I am sorry to say that I can’t share my friend Phil Terzian’s pleasure that a court in Virginia has ruled that the Episcopal Church can reclaim property from a so-called breakaway Anglican group.

Phil says: “If people want to abandon the Episcopal Church, they are free to do so; but they cannot take historic Church property with them, or deprive Episcopalians of their parish homes.”

But who has abandoned the Episcopal Church? I would argue that the real abandoners of the Episcopal Church more rightly include those who have kept the miters and want to keep the property but have ditched all semblance of doctrine.

Of course, the Episcopal Church always had a certain latitude regarding faith and morals (good taste, not so much), but sadly it has become in many ways a post-Christian institution. This was most recently and outlandishly manifested in the first sermon given by the Rt. Rev. Marianne Budde in her capacity as spiritual leader of Episcopalians in the nation’s capitol. The bishop took as her text a poem by New Age poet David Whyte and referred to “Jesus and all of the great spiritual masters before and after him.”

Long ago, back when I was an Episcopalian, Christ was the Son of God, which ranks even higher than a “great spiritual master.” I have many dear friends like Phil who are hanging in there with the Episcopal Church, and I don’t want to offend them. I know the love that the Episcopal Church inspired in all of us. I will always be grateful that my parents — the two least literary people you’d ever meet — gave me the gift of hearing Thomas Cranmer’s English as a living thing.

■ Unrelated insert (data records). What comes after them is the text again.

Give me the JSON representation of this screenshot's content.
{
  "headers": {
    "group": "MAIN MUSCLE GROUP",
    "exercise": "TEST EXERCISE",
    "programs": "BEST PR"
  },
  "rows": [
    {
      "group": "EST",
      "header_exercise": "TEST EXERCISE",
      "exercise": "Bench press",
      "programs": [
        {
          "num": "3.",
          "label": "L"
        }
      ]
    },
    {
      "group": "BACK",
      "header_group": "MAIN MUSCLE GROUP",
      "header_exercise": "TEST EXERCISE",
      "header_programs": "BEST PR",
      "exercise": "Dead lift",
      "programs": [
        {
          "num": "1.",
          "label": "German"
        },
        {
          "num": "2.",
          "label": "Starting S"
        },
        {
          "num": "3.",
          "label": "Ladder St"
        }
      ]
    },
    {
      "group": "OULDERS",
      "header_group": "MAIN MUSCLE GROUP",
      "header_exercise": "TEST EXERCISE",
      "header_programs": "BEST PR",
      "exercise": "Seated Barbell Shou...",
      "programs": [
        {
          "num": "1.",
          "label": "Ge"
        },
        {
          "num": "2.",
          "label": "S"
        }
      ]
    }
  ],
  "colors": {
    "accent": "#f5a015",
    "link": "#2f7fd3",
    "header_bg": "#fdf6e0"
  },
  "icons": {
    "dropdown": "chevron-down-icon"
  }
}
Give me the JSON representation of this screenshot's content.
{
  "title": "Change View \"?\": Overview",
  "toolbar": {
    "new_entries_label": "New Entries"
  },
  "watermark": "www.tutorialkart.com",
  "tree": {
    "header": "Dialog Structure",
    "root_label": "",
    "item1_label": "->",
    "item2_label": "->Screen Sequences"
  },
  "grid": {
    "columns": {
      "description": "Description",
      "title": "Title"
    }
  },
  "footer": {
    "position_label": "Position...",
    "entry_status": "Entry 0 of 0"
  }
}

But I am willing to bet that the people buried in historic cemeteries on Episcopal Church property would hardly recognize what their church has become. They might even hope that those who stand for the Church’s historic character be allowed to have the historic properties.

Of course, property is a matter of law, not sentiment. I am only sorry that the Episcopal Church has decided to spend so much money suing for property. I wish the church as a whole would follow the path of the Rt. Rev. Mark Lawrence, the highly orthodox bishop in South Carolina who has sent quitclaim deeds to all the churches in his diocese. That way parishes get decide about the property — in all likelihood bought and endowed by their ancestors — rather than Episcopal HQ in New York.

I must admit that I suffered greatly when I had to give up the old Book of Common Prayer (the ’28 version!) upon swimming the Tiber. But now Pope Benedict XVI has given it back to us with his invitation for groups for former Episcopalians to bring our beautiful patrimony into the Catholic Church.

Speaking of which, may I invite you to join the St. Thomas of Canterbury Anglican Use Society in a festive Evensong to celebrate the erection of the Personal Ordinariate of the Chair of St. Peter for former Anglicans and Episcopalians and the appointment of the new ordinary, Father Jeffrey Steenson?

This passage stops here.